Tempos mais tarde, as pessoas da Casa da Fonte foram trabalhar para uns terrenos perto do poço do Pego Negro, que fica junto ao rio Lordelo. Enquanto trabalhavam, caiu uma alavanca ao poço e ninguém a quis ir buscar pois o poço era fundo e tinha má fama. O preto disse que a ia buscar. Feito isto, prendeu uma corda à cinta e desceu, dizendo aos outros trabalhadores para ficarem a segurar na ponta da corda e que quando encontrasse a alavanca dava um esticão na corda para eles o puxarem para cima. Quando ele deu o esticão as pessoas não estavam prevenidas e deixaram a corda ir ao fundo. Entretanto chegou a noite e os trabalhadores foram para casa deixando lá o pobre coitado no fundo do poço. Com a noite veio o luar e o preto ao ver a luz da lua reflectida no fundo do poço conseguiu subir. De manhã, os trabalhadores regressaram ao poço com o objectivo de verem o preto, mas para grande surpresa, ele já vinha a chegar ao lugar com uma grade de ouro às costas e a alavanca na mão. Ao vê-lo, perguntaram-lhe o que era aquilo e ele apenas respondeu: «Esta já cá está com Deus» – e ao pronunciar estas palavras, o preto e a grade de ouro recuaram novamente para o fundo do poço.
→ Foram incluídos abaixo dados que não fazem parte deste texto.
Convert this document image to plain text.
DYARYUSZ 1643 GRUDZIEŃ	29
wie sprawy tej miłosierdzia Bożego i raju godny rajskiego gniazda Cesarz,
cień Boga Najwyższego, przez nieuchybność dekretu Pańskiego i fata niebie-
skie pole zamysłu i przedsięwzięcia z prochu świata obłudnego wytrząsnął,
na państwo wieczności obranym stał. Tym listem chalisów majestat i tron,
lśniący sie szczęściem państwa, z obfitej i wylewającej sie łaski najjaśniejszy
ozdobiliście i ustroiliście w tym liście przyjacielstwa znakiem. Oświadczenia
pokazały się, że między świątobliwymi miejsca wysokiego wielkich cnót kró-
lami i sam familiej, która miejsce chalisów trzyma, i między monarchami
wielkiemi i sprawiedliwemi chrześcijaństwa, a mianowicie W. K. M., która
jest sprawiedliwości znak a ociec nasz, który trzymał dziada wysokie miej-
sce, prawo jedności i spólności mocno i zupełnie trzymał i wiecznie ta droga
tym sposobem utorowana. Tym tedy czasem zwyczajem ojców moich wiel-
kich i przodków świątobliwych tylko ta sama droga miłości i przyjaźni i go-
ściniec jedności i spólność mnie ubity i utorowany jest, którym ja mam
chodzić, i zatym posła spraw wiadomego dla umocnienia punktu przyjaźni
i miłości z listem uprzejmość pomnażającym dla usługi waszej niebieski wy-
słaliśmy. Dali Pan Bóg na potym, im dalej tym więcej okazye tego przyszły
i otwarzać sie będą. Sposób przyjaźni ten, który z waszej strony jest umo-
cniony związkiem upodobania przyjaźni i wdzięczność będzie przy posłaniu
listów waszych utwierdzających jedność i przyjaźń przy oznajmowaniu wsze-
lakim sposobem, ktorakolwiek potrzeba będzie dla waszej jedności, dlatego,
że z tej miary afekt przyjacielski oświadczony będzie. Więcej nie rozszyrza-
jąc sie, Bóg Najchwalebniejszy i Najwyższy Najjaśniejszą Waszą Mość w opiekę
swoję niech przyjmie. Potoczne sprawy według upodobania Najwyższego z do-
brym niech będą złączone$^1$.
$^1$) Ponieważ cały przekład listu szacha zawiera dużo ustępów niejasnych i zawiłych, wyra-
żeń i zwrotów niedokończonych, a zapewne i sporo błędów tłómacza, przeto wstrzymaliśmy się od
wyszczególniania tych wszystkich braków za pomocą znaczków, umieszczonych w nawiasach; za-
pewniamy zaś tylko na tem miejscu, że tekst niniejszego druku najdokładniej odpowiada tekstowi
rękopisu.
Segundo a lenda, a grade de ouro ainda faz no fundo do poço, grade essa que foi lançada pelos Mouros (que não eram Cristãos). Por esta razão é que o preto e a grade de ouro foram novamente para o fundo do poço quando este pronunciou a palavra «Deus».

http://www.severdovouga.eu/turismo/severdovouga-lendas/89-lendas-couto-de-esteves.html

Recolhida por Priscillia Ramos e Cláudia Martins, 9.ºD

Lenda da Cabreia (Sever do Vouga) 30/10/2012

Posted by prof_helena in 9ºD, Ano letivo 2012/2013.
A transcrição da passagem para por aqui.